Talvez o futuro da sala de aula não seja “livros ou jogos”, e sim uma costura cuidadosa dos dois. Um capítulo de “Frankenstein” ao lado de uma fase de um jogo de terror. Um trecho de “A Odisseia” junto de um diário de missões. A criança aprendendo que histórias podem viver no papel e na tela - mas que leitura profunda exige a mesma coisa em qualquer formato: tempo, atenção e disposição para encarar desconforto.


Resumo prático

Ponto-chave Detalhe Valor para você
Mapeie o que está acontecendo de verdade Peça planos de unidade, observe aulas e pergunte objetivos de aprendizagem Ajuda a discutir com fatos, não com medo
Defenda equilíbrio, não proibição Sugira uma mistura de clássicos, textos contemporâneos e jogos narrativos Protege a literatura e aproveita inovação útil
Mantenha presença no longo prazo Participe de comissões, acompanhe reuniões e resultados de pilotos Dá voz real sobre o que seu filho lê e joga

Perguntas frequentes

  • Os videogames estão substituindo livros clássicos em todas as escolas?
    Não em todos os lugares. Porém, alguns distritos têm reduzido ou retirado títulos clássicos e colocado unidades baseadas em jogos, principalmente no ensino fundamental II.
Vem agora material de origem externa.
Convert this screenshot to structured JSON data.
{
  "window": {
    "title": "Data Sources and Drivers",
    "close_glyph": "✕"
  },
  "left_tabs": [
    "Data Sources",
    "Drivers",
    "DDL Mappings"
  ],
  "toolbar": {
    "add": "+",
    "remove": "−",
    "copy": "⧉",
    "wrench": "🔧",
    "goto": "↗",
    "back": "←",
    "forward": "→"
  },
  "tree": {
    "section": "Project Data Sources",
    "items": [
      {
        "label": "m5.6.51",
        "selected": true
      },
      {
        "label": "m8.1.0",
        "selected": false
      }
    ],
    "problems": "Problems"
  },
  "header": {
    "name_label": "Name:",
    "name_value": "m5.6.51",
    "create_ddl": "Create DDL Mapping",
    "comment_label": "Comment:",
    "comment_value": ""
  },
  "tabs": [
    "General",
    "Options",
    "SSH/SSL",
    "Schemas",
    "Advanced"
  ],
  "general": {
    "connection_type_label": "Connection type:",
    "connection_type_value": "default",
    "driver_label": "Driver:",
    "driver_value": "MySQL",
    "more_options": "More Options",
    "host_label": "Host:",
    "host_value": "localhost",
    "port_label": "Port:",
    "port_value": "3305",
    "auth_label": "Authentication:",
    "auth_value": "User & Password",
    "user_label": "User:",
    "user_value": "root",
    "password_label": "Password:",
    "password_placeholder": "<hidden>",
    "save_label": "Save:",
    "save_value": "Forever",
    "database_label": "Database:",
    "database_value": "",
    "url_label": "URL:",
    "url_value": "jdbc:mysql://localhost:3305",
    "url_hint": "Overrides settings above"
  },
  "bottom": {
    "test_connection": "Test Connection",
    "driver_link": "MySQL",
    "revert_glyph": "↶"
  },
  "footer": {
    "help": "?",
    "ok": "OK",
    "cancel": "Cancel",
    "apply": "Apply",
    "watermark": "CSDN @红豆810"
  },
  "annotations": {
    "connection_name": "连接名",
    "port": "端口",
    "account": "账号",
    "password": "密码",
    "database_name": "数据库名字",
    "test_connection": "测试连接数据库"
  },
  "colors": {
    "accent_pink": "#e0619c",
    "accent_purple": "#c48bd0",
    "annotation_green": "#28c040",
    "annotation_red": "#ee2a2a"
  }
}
  • Jogos narrativos conseguem desenvolver habilidades de leitura?
    Podem ajudar em vocabulário, inferência e pensamento crítico, especialmente quando vêm acompanhados de tarefas escritas. Ainda assim, raramente entregam a mesma profundidade e complexidade de um clássico longo lido integralmente.

  • O que fazer se a escola do meu filho retirou um clássico importante?
    Comece pedindo a justificativa e os materiais que entraram no lugar. Depois, organize um pequeno grupo de responsáveis para solicitar uma lista equilibrada de leituras, em vez de exigir apenas uma reversão total.

  • É errado usar jogos na aula de Inglês?
    Não. Quando usados com parcimônia e intenção pedagógica, jogos podem engajar leitores relutantes e gerar boas discussões. O problema aparece quando eles ocupam o espaço dos livros por completo.

  • Como manter meu filho conectado à literatura clássica em casa?
    Leiam juntos ou ouçam audiolivros, assistam a adaptações, conversem sobre temas e deixe a criança escolher por qual obra começar - para parecer descoberta, não castigo.